Harper Lee, Author of “To Kill A Mockingbird,” Has Passed Away at Age 89
February 19, 2016
Students across America are undoubtedly familiar with Harper Lee, specifically through her critically acclaimed 1960 novel, To Kill A Mockingbird. Perhaps the epitome of a respectable “one-hit wonder,” Lee published Mockingbird in 1960, it immediately gained widespread critical and commercial success and was made into an award-winning movie in 1962. The social perspective on racial tensions in the Southern U.S. in Mockingbird has made Lee’s best work a classic of modern literature and a staple of English classes throughout America. Mockingbird was Lee’s only published novel until the summer of 2015, when Go Set A Watchman (a spiritual successor to Mockingbird) was released.

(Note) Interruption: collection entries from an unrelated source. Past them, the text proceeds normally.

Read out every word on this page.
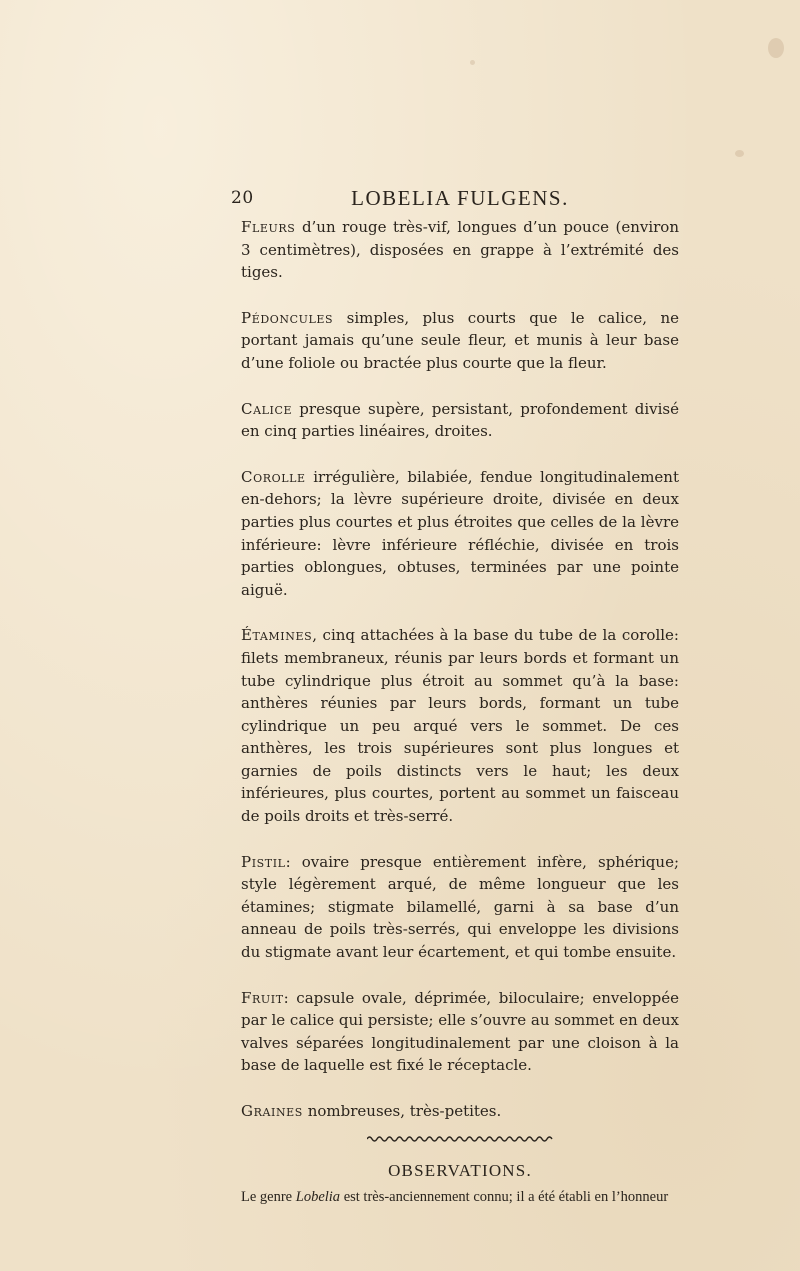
20	LOBELIA FULGENS.

Fleurs d’un rouge très-vif, longues d’un pouce (environ 3 centimètres), disposées en grappe à l’extrémité des tiges.

Pédoncules simples, plus courts que le calice, ne portant jamais qu’une seule fleur, et munis à leur base d’une foliole ou bractée plus courte que la fleur.

Calice presque supère, persistant, profondement divisé en cinq parties linéaires, droites.

Corolle irrégulière, bilabiée, fendue longitudinalement en-dehors; la lèvre supérieure droite, divisée en deux parties plus courtes et plus étroites que celles de la lèvre inférieure: lèvre inférieure réfléchie, divisée en trois parties oblongues, obtuses, terminées par une pointe aiguë.

Étamines, cinq attachées à la base du tube de la corolle: filets membraneux, réunis par leurs bords et formant un tube cylindrique plus étroit au sommet qu’à la base: anthères réunies par leurs bords, formant un tube cylindrique un peu arqué vers le sommet. De ces anthères, les trois supérieures sont plus longues et garnies de poils distincts vers le haut; les deux inférieures, plus courtes, portent au sommet un faisceau de poils droits et très-serré.

Pistil: ovaire presque entièrement infère, sphérique; style légèrement arqué, de même longueur que les étamines; stigmate bilamellé, garni à sa base d’un anneau de poils très-serrés, qui enveloppe les divisions du stigmate avant leur écartement, et qui tombe ensuite.

Fruit: capsule ovale, déprimée, biloculaire; enveloppée par le calice qui persiste; elle s’ouvre au sommet en deux valves séparées longitudinalement par une cloison à la base de laquelle est fixé le réceptacle.

Graines nombreuses, très-petites.

OBSERVATIONS.
Le genre Lobelia est très-anciennement connu; il a été établi en l’honneur
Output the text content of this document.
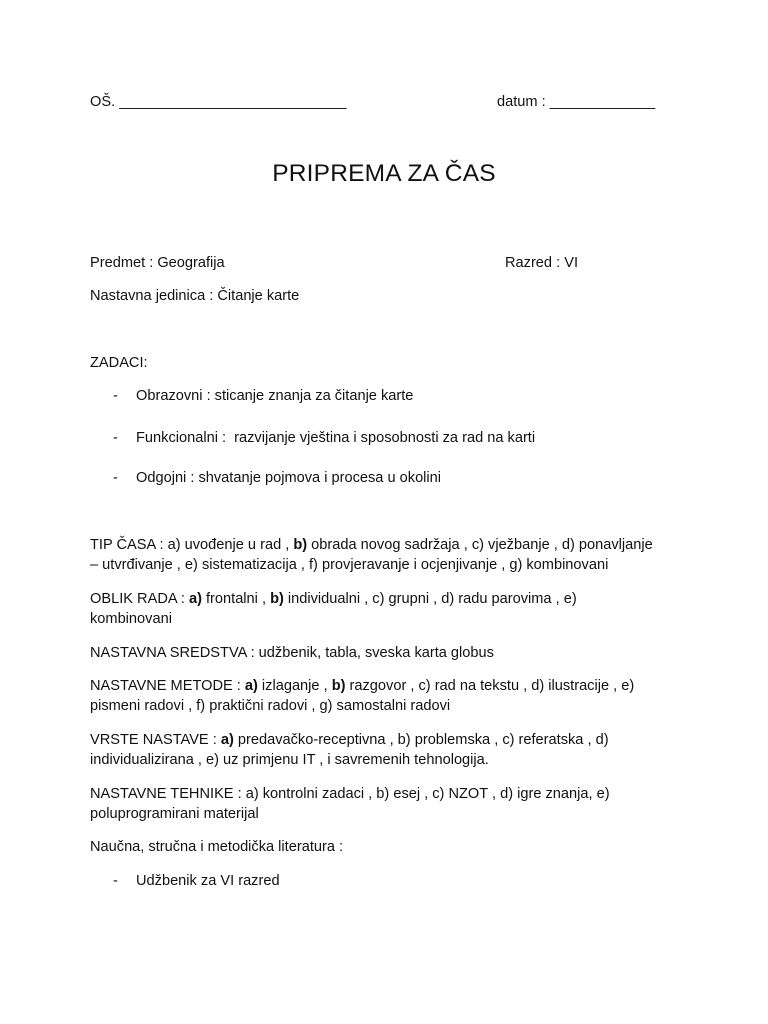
OŠ. ____________________________	datum : _____________
PRIPREMA ZA ČAS
Predmet : Geografija	Razred : VI
Nastavna jedinica : Čitanje karte
ZADACI:
- Obrazovni : sticanje znanja za čitanje karte
- Funkcionalni :  razvijanje vještina i sposobnosti za rad na karti
- Odgojni : shvatanje pojmova i procesa u okolini
TIP ČASA : a) uvođenje u rad , b) obrada novog sadržaja , c) vježbanje , d) ponavljanje
– utvrđivanje , e) sistematizacija , f) provjeravanje i ocjenjivanje , g) kombinovani
OBLIK RADA : a) frontalni , b) individualni , c) grupni , d) radu parovima , e)
kombinovani
NASTAVNA SREDSTVA : udžbenik, tabla, sveska karta globus
NASTAVNE METODE : a) izlaganje , b) razgovor , c) rad na tekstu , d) ilustracije , e)
pismeni radovi , f) praktični radovi , g) samostalni radovi
VRSTE NASTAVE : a) predavačko-receptivna , b) problemska , c) referatska , d)
individualizirana , e) uz primjenu IT , i savremenih tehnologija.
NASTAVNE TEHNIKE : a) kontrolni zadaci , b) esej , c) NZOT , d) igre znanja, e)
poluprogramirani materijal
Naučna, stručna i metodička literatura :
- Udžbenik za VI razred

Nelle Harper Lee was born on April 28, 1926 in Monroeville Alabama. She was the fourth child of Francis and Amasa Lee, the latter practiced law in the Alabama State Legislature and served as an influence on Atticus Finch – the most remembered character of Mockingbird. Lee spent most of her early life in Alabama, where she became friends with future author Truman Capote. The two would remain close friends until Capote’s death in 1984. Lee did not formally begin writing until 1957, when she first submitted a manuscript of Go Set A Watchman. Watchman had several components that would later be found in To Kill A Mockingbird. After Mockingbird’s release, Lee won the Pulitzer Prize for Fiction in 1961.
After quickly being brought into the spotlight, Lee virtually retired from writing for the next fifty years. Apart from the publishing of Go Set A Watchman in 2015, Lee never wrote another original piece. She died in her sleep on February 19 in her hometown of Monroeville, Alabama. The literary world has lost an icon and master of the art, and she will be dearly missed by readers everywhere.